Apropos «Gründergöttis», seit wann gibt es  eigentlich in der «Sonntagszeitung» eine Reisebeilage?

8 Antworten

Abonniere die Kommentare per RSS.

  1. Medienspiegler sagte, am Juni 10, 2009 zu 7:04

    Wie bist Du nur wieder auf das gestossen!? Ein NZZ-Journi zeichnet für die Finanzen verantwortlich, eine (gekündigte) Tagi-Redaktorin organisiert gemeinsam mit dem Bündner Tourismusboss die Events und zu den Gründergöttis gehören ein Ex-Tamedia-CEO und ein ehem. Geschäftsleiter von Hotelplan. Honni soit qui mal y pense!

  2. ugugu sagte, am Juni 10, 2009 zu 7:28

    bin dänk gold platin-member ;-)

    …also eigentlich über das «gschichtli» (link oben) beim presseverein.
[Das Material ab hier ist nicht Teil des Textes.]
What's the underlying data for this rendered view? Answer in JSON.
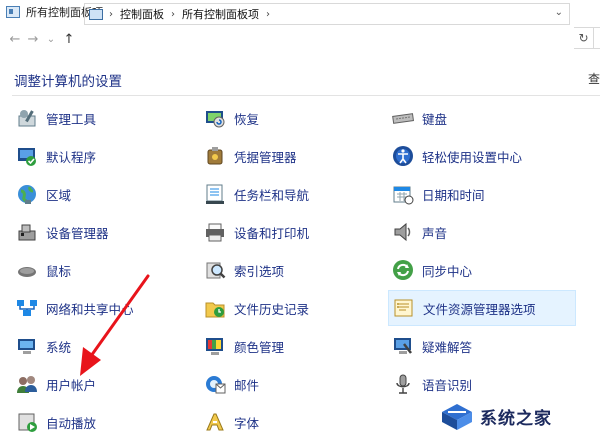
{
  "window": {
    "title": "所有控制面板项"
  },
  "nav": {
    "back": "←",
    "forward": "→",
    "recent": "⌄",
    "up": "↑",
    "refresh": "↻",
    "breadcrumb": [
      "控制面板",
      "所有控制面板项"
    ],
    "separator": "›",
    "dropdown": "⌄"
  },
  "heading": "调整计算机的设置",
  "view_by": "查",
  "items": [
    {
      "label": "管理工具",
      "icon": "admin-tools-icon"
    },
    {
      "label": "默认程序",
      "icon": "default-programs-icon"
    },
    {
      "label": "区域",
      "icon": "region-globe-icon"
    },
    {
      "label": "设备管理器",
      "icon": "device-manager-icon"
    },
    {
      "label": "鼠标",
      "icon": "mouse-icon"
    },
    {
      "label": "网络和共享中心",
      "icon": "network-icon"
    },
    {
      "label": "系统",
      "icon": "system-icon"
    },
    {
      "label": "用户帐户",
      "icon": "user-accounts-icon"
    },
    {
      "label": "自动播放",
      "icon": "autoplay-icon"
    },
    {
      "label": "恢复",
      "icon": "recovery-icon"
    },
    {
      "label": "凭据管理器",
      "icon": "credential-manager-icon"
    },
    {
      "label": "任务栏和导航",
      "icon": "taskbar-icon"
    },
    {
      "label": "设备和打印机",
      "icon": "printer-icon"
    },
    {
      "label": "索引选项",
      "icon": "indexing-icon"
    },
    {
      "label": "文件历史记录",
      "icon": "file-history-icon"
    },
    {
      "label": "颜色管理",
      "icon": "color-management-icon"
    },
    {
      "label": "邮件",
      "icon": "mail-icon"
    },
    {
      "label": "字体",
      "icon": "fonts-icon"
    },
    {
      "label": "键盘",
      "icon": "keyboard-icon"
    },
    {
      "label": "轻松使用设置中心",
      "icon": "ease-of-access-icon"
    },
    {
      "label": "日期和时间",
      "icon": "date-time-icon"
    },
    {
      "label": "声音",
      "icon": "speaker-icon"
    },
    {
      "label": "同步中心",
      "icon": "sync-center-icon"
    },
    {
      "label": "文件资源管理器选项",
      "icon": "folder-options-icon",
      "selected": true
    },
    {
      "label": "疑难解答",
      "icon": "troubleshooting-icon"
    },
    {
      "label": "语音识别",
      "icon": "microphone-icon"
    }
  ],
  "watermark": {
    "text": "系统之家"
  },
  "colors": {
    "link": "#1e3287",
    "selection": "#e5f3ff",
    "arrow": "#e8141b"
  }
}
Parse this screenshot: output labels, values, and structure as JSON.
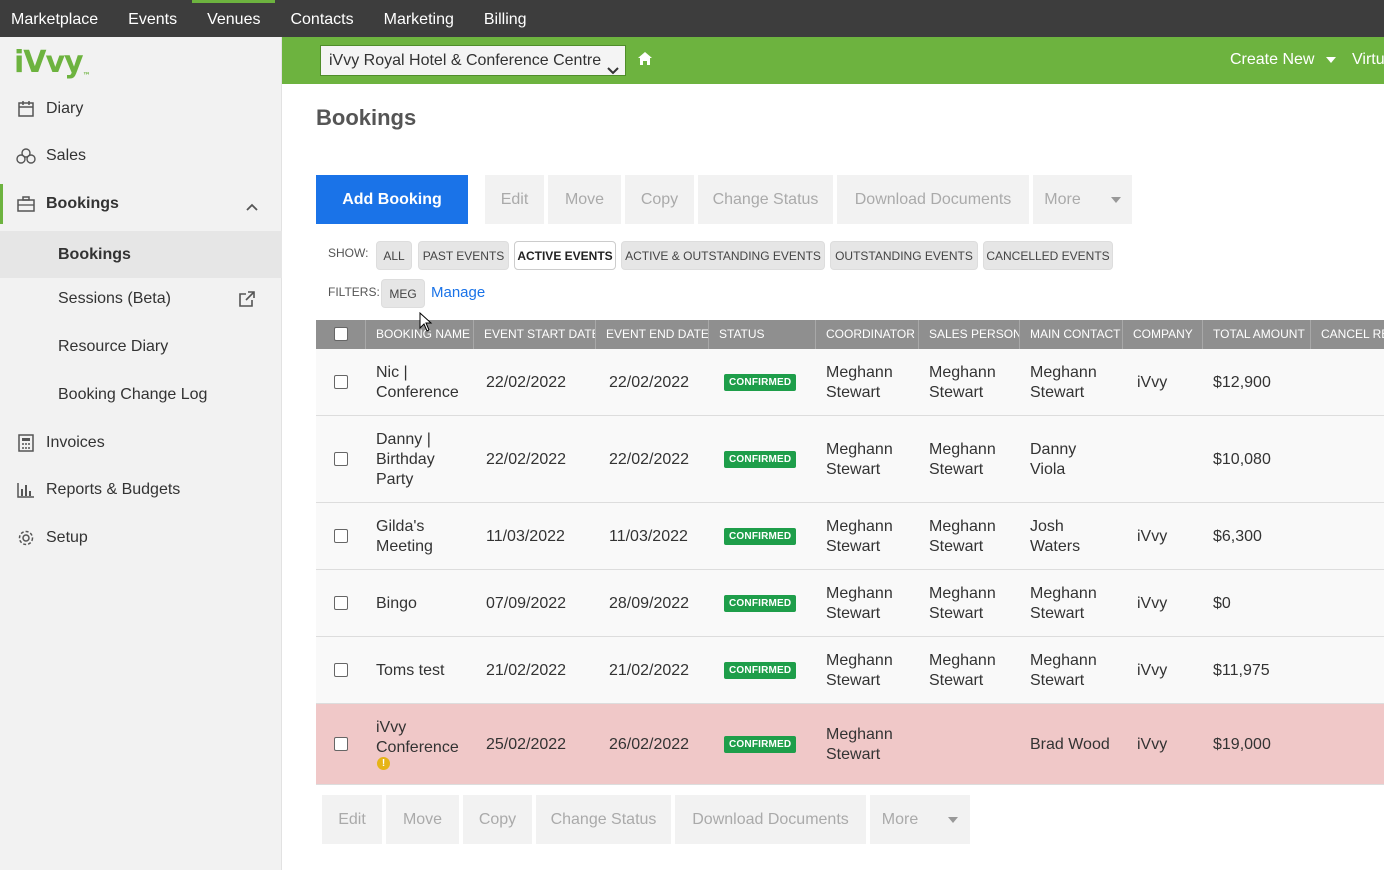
{
  "topnav": [
    "Marketplace",
    "Events",
    "Venues",
    "Contacts",
    "Marketing",
    "Billing"
  ],
  "topnav_active": "Venues",
  "logo": {
    "text": "iVvy",
    "suffix": "™"
  },
  "sidebar": {
    "diary": "Diary",
    "sales": "Sales",
    "bookings": "Bookings",
    "sub": [
      "Bookings",
      "Sessions (Beta)",
      "Resource Diary",
      "Booking Change Log"
    ],
    "invoices": "Invoices",
    "reports": "Reports & Budgets",
    "setup": "Setup"
  },
  "header": {
    "venue": "iVvy Royal Hotel & Conference Centre",
    "create_new": "Create New",
    "virtual": "Virtu"
  },
  "page_title": "Bookings",
  "toolbar": {
    "add": "Add Booking",
    "edit": "Edit",
    "move": "Move",
    "copy": "Copy",
    "change_status": "Change Status",
    "download": "Download Documents",
    "more": "More"
  },
  "show": {
    "label": "SHOW:",
    "options": [
      "ALL",
      "PAST EVENTS",
      "ACTIVE EVENTS",
      "ACTIVE & OUTSTANDING EVENTS",
      "OUTSTANDING EVENTS",
      "CANCELLED EVENTS"
    ],
    "selected": "ACTIVE EVENTS"
  },
  "filters": {
    "label": "FILTERS:",
    "chip": "MEG",
    "manage": "Manage"
  },
  "columns": [
    "BOOKING NAME",
    "EVENT START DATE",
    "EVENT END DATE",
    "STATUS",
    "COORDINATOR",
    "SALES PERSON",
    "MAIN CONTACT",
    "COMPANY",
    "TOTAL AMOUNT",
    "CANCEL RE"
  ],
  "rows": [
    {
      "name": [
        "Nic |",
        "Conference"
      ],
      "start": "22/02/2022",
      "end": "22/02/2022",
      "status": "CONFIRMED",
      "coordinator": [
        "Meghann",
        "Stewart"
      ],
      "sales": [
        "Meghann",
        "Stewart"
      ],
      "contact": [
        "Meghann",
        "Stewart"
      ],
      "company": "iVvy",
      "total": "$12,900"
    },
    {
      "name": [
        "Danny |",
        "Birthday",
        "Party"
      ],
      "start": "22/02/2022",
      "end": "22/02/2022",
      "status": "CONFIRMED",
      "coordinator": [
        "Meghann",
        "Stewart"
      ],
      "sales": [
        "Meghann",
        "Stewart"
      ],
      "contact": [
        "Danny",
        "Viola"
      ],
      "company": "",
      "total": "$10,080"
    },
    {
      "name": [
        "Gilda's",
        "Meeting"
      ],
      "start": "11/03/2022",
      "end": "11/03/2022",
      "status": "CONFIRMED",
      "coordinator": [
        "Meghann",
        "Stewart"
      ],
      "sales": [
        "Meghann",
        "Stewart"
      ],
      "contact": [
        "Josh",
        "Waters"
      ],
      "company": "iVvy",
      "total": "$6,300"
    },
    {
      "name": [
        "Bingo"
      ],
      "start": "07/09/2022",
      "end": "28/09/2022",
      "status": "CONFIRMED",
      "coordinator": [
        "Meghann",
        "Stewart"
      ],
      "sales": [
        "Meghann",
        "Stewart"
      ],
      "contact": [
        "Meghann",
        "Stewart"
      ],
      "company": "iVvy",
      "total": "$0"
    },
    {
      "name": [
        "Toms test"
      ],
      "start": "21/02/2022",
      "end": "21/02/2022",
      "status": "CONFIRMED",
      "coordinator": [
        "Meghann",
        "Stewart"
      ],
      "sales": [
        "Meghann",
        "Stewart"
      ],
      "contact": [
        "Meghann",
        "Stewart"
      ],
      "company": "iVvy",
      "total": "$11,975"
    },
    {
      "name": [
        "iVvy",
        "Conference"
      ],
      "start": "25/02/2022",
      "end": "26/02/2022",
      "status": "CONFIRMED",
      "coordinator": [
        "Meghann",
        "Stewart"
      ],
      "sales": [],
      "contact": [
        "Brad Wood"
      ],
      "company": "iVvy",
      "total": "$19,000",
      "warning": "!"
    }
  ]
}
  3. Reiseprofi sagte, am Juni 10, 2009 zu 10:01

    Würde mich als Vereinspräsi der Motörwriters zur Verfügung stellen. Ugugu, bitte gründen!

  4. Zappadong sagte, am Juni 10, 2009 zu 10:06

    Also, wenn man hier wählen kann … ich wollte schon immer mal ein paar Rockstars kennenlernen. Gibt’s so was Genuschelt-Verwuscheltes auch in der Musikbranche?

    Oder für Autoren? Kann ich mich irgendwo sponsoren lassen?

    Oder gar brotlose Blogger?

  5. ugugu sagte, am Juni 11, 2009 zu 6:59

    Bei «Rockwriters.ch» gibts Gratistickets für alle Open-Air-Konzerte der Schweiz, dafür muss man als Strafe über alle Fashion-Weeks von Paris über Mailand bis New York berichten…

  6. bugsierer sagte, am Juni 11, 2009 zu 9:25

    es ist leider viel zu wenig bekannt, dass die travelwriters schon immer zu den korrumpiertesten schurnis überhaupt gehören. dass sie jetzt auch noch einen verein machen, ist schon ein wenig frech.

  7. ugugu sagte, am Juni 11, 2009 zu 10:41

    Jetzt!? Also Statuten hat sich der Verein genau 1997 gegeben.

  8. bugsierer sagte, am Juni 11, 2009 zu 10:55

    oh, schon so alt? – ist auch nicht weiter verwunderlich. bei so vielen pfründen liegt ja ein solcher verein auf der hand. zwecks noch mehr bakschisch.

    ich habe übrigens während meiner zeit als labelchef im zytglogge verlag (1981-84) auch die musikschurnis als solche truppe erlebt. meine aufgabe war es u.a., unsere platten den medien schmackhaft zu machen. damals war es noch üblich, ab und zu persönlich bei den schurnis vorbeizuschauen und die neuen platten gleich mitzubringen. mit der zeit wurde mir klar, dass ich da gegenüber der konkurrenz schlecht dastand. grosse plattenfirmen versorgten die schurnis regelmässig mit geschenken, und zwar nicht kugelschreiber, sondern auch schon mal ein plattenspieler zu weihnachten.

    ob das heute anders (besser) ist, möchte ich bezweifeln.